Metropolitan News-Enterprise

 

Tuesday, October 20, 2015

 

Page 1

 

C.A. Upholds State’s Firing of Doctor Labeled Dishonest

 

By a MetNews Staff Writer

 

A state agency had cause to fire a medical consultant who failed to disclose that she had a private practice, the Court of Appeal for this district ruled yesterday.

Div. Seven, in an unpublished opinion, affirmed the denial of Vickie Mabry-Height’s petition for writ of administrative mandamus, after the California State Personnel Board upheld her dismissal from the California Department of Social Services.

Mabry-Height, a licensed physician who now practices in Palm Desert, according to Medical Board records, was hired by CDSS as a medical consultant on a part-time basis in 2004. Assigned to the Los Angeles West Branch of the Disability Determination Services Division, her job was to review and interpret medical evidence submitted by physicians to assist the division in determining claimants’ eligibility for benefits under Social Security and other government programs.

At the outset of her employment, she was given a department publication regarding outside activities, and was required to complete a certification form. She certified that she had a private practice involving “patients [who] have nothing to do with DSS,” to which she devoted 20 hours per week.

She also acknowledged that she was required to inform the department within 30 days if the information on the form changed.

By 2008, the doctor had become a full-time employee, and signed a new certification form saying she had “no outside employment.” She also completed Form 700, the Statement of Economic Interests required of all state officers and employees, and said she had no reportable economic interests.

In 2010, she completed another Form 700, again saying she had no other interests.
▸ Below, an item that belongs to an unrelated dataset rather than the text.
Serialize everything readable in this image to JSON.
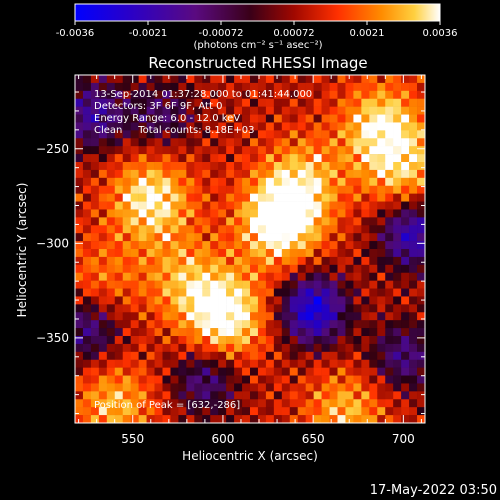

The following year, however, she disclosed that she had no more than $100,000 in income from her private practice, stating in an attachment she had no conflict of interest because she did not provide “any services to any State of California agency on a regular basis.”
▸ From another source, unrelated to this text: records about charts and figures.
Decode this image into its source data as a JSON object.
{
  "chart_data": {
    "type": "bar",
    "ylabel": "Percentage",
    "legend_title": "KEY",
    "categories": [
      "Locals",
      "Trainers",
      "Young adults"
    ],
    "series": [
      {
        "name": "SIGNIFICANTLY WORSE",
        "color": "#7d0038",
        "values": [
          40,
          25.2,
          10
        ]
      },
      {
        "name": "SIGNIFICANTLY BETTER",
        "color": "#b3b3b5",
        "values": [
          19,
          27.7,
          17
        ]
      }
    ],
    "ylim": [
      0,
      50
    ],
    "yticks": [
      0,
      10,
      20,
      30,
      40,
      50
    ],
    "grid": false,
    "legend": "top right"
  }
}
She also informed the CDSS, by filling out a new certification form, that she had a private practice not involving CDSS clients.

In 2011, after a staff member at another branch of her division realized that Mabry-Height had been retained to perform a consultative examination for that branch, despite her being a division employee, an investigation was conduct. In May of that year, CDSS fired her for insubordination, willful disobedience, dishonesty, and other misconduct.

The department charged that she had engaged in unreported outside employment, including work for the Medical Board and the state prison system, and that she had given “vague, incomplete, and non-responsive” answers when questioned by the investigator. Appealing to the personnel board, she said the charges were “fabricated, without foundation, and defamatory,” and that she was being discriminated against on the basis of race, gender, disability and age and being retaliated against for whistleblowing.

She testified at her administrative hearing that her supervisors always knew she had a private practice, which her branch chief disputed, saying she was not aware of it until the 2010 incident, at which time she searched and found Mabry-Height’s website. The doctor’s immediate supervisor gave similar testimony.

Mabry-Height claimed that when she moved her office from Culver City to Riverside County, in 2008, she was told by a manager that she was “outside of the jurisdiction of Social Services” and could perform private consultative examinations for clients of other branches. She said she had forgotten signing the certification form, and thus had not reported her outside work to the branch at which she was employed.

A supervisor at the La Jolla Branch, for which the doctor performed work, said her doing exams for one branch while being employed at another was unethical and would not have been permitted had the supervisor been aware of it.

The administrative law judge found Mabry-Height’s testimony not credible, labeling her claim not to understand the conflict-of-interest forms and the questions asked of her by the investigator “a fabrication,” sustaining the charges and concluding that dismissal was the appropriate penalty. The board adopted the findings and proposed decision as its own, and a Los Angeles Superior Court judge denied writ relief.

Los Angeles Superior Court Judge Mitchell Beckloff, sitting on assignment in the Court of Appeal, said the trial judge was correct because the board’s findings were supported by substantial evidence.

“The contradiction of Dr. Height’s testimony by other witnesses and her demeanor while testifying provided the ALJ with a rational basis for rejecting her testimony,” Beckloff wrote. “…The ALJ could also disbelieve her testimony on the ground it was ‘inherently improbable.’…Because Dr. Height’s testimony was not uncontradicted and unimpeached, and there was a basis for finding her not to be a credible witness, we will not overturn the ALJ’s credibility determination.”

Nor was the penalty excessive, Beckloff went out to say, because the doctor’s dishonesty in insisting that she did not understand the forms she filled out and that she did not know she had to report her outside employment meant it was likely that her misconduct would recur if she were allowed to keep her job.

The case is Mabry-Height v. California State Personnel Board, B253269.